No que tange ao objeto da contratação da franquia (previsto nos incisos IV, XII e XIII do art. 3º da LFE), é possibilitado ao aspirante a Franqueado conhecer as minúcias do negócio, com as obrigações do Franqueador e serviços oferecidos em favor daquele primeiro. Igualmente, as marcas e patentes cujo uso é outorgado ao Franqueado e sua situação respectiva no órgão competente (Instituto Nacional da Propriedade Intelectual – INPI), são contempladas nesse quesito.

Sobre o detalhamento da Franquia Empresarial na COF, Mamede[39] assevera que deve ser posto a mesa:

(...) a descrição que compreenda a essência da empresa cujo aviamento se propõe ceder aos Franqueados, incluindo informações sobre o ramo de negócio, mercado ao qual se destina, suas possibilidades e potencialidades, bem como as atividades que são habitualmente desenvolvidas pelos Franqueados. Tal exigência legal, implica a afirmação de um princípio da não surpresa, cogente ao amplo direito de informação que é titularizado pelo franquedo (...).

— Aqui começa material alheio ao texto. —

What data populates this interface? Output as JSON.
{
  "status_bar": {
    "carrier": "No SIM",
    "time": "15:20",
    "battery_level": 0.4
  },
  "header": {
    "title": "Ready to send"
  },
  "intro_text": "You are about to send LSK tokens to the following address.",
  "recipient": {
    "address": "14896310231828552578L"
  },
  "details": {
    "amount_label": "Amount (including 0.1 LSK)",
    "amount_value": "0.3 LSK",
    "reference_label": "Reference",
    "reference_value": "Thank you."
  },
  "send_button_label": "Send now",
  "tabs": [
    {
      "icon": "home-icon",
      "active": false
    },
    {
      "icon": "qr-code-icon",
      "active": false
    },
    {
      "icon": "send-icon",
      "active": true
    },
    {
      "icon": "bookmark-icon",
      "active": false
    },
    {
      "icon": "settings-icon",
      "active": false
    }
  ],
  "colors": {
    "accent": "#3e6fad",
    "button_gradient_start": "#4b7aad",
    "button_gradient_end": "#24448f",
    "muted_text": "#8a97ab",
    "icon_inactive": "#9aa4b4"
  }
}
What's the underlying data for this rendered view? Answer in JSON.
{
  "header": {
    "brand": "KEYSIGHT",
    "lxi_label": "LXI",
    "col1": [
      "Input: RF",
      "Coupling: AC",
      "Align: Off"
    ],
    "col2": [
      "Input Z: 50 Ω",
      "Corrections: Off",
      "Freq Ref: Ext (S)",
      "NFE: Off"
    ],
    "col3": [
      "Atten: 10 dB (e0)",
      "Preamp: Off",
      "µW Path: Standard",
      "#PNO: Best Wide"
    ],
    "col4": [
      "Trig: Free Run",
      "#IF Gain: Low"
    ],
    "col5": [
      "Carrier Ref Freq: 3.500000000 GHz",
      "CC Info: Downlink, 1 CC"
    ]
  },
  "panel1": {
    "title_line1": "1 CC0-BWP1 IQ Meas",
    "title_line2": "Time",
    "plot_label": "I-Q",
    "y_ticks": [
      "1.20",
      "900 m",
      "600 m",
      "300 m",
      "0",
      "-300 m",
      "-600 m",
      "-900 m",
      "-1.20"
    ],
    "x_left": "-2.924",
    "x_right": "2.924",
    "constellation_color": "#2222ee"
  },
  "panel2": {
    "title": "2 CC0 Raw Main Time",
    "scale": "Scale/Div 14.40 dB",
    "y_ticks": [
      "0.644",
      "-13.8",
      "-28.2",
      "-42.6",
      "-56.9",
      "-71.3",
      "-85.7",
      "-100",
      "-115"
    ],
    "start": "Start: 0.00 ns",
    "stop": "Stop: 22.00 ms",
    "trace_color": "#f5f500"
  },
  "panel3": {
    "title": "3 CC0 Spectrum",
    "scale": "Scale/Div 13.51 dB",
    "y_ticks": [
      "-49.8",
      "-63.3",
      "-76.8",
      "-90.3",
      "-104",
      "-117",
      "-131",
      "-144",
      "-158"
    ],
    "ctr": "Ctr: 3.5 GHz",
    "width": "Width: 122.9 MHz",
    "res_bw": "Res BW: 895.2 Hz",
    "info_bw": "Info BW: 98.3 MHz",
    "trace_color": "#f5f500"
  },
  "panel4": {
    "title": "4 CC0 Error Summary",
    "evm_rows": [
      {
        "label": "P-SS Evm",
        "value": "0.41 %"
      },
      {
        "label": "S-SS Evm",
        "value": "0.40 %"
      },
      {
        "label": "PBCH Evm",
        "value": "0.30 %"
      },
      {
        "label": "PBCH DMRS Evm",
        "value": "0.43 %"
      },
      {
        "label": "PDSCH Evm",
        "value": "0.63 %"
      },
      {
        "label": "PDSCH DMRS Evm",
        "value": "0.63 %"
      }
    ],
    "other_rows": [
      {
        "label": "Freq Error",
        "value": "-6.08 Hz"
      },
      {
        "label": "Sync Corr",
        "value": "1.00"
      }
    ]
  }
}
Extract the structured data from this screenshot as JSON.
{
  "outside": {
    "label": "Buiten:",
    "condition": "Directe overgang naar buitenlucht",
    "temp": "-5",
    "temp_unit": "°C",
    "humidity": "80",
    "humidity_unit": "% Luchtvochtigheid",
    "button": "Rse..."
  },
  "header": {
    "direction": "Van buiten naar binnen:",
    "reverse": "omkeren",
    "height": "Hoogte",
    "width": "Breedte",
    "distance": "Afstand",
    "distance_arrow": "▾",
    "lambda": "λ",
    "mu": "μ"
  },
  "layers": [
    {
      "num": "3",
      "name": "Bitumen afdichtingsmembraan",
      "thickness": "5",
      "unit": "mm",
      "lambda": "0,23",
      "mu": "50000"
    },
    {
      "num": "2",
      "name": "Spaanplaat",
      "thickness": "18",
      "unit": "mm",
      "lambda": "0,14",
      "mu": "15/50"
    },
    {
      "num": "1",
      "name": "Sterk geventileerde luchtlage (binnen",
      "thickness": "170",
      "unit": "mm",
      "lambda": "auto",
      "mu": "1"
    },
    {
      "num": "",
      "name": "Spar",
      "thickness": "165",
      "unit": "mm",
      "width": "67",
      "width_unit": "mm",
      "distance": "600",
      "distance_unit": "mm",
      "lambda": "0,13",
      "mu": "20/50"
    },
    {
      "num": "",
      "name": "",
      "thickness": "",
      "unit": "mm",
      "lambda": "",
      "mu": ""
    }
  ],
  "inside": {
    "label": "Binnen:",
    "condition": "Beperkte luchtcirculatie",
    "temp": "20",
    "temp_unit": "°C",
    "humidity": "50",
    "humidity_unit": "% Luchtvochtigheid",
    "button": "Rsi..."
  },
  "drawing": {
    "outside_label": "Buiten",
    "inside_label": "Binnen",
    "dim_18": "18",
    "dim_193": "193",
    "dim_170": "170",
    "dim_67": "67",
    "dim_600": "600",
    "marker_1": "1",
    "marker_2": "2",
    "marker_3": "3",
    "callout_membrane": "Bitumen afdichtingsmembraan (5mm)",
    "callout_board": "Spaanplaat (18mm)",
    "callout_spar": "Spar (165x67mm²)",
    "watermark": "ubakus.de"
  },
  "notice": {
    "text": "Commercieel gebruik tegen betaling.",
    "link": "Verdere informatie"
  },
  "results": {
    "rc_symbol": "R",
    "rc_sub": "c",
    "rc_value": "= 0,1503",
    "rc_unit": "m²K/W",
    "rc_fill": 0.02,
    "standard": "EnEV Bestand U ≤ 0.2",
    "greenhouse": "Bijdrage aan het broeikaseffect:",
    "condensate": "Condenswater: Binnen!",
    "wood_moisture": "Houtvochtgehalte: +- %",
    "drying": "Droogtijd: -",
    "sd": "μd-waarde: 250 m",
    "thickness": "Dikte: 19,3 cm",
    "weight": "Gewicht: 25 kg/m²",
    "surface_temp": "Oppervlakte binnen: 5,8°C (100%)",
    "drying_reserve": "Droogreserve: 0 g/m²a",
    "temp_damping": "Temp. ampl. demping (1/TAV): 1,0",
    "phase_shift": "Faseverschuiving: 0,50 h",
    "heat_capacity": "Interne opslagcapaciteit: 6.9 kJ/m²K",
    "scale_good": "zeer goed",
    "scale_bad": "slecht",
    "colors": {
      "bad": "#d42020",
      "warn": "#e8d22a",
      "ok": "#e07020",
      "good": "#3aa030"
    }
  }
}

Pelas exigências de qualificação e comportamento do Franqueado (dispostas nos incisos V, VI e XIV do art. 3º da LFE), percebe-se que o legislador oportunizou nesse espaço, que o Franqueador pudesse restringir o perfil de parceiro ideal para o seu negócio, a fim de diminuir o risco e ajustar maior segurança contratual e legal.

 Em contrapartida, Coelho[40] lembra que a COF deve definir “(...) os meios de comprovação do atendimento das condições subjetivas do Franqueado ideal (...)”, evitando uma negativa arbitrária de acesso do pretendente à Franquia Empresarial.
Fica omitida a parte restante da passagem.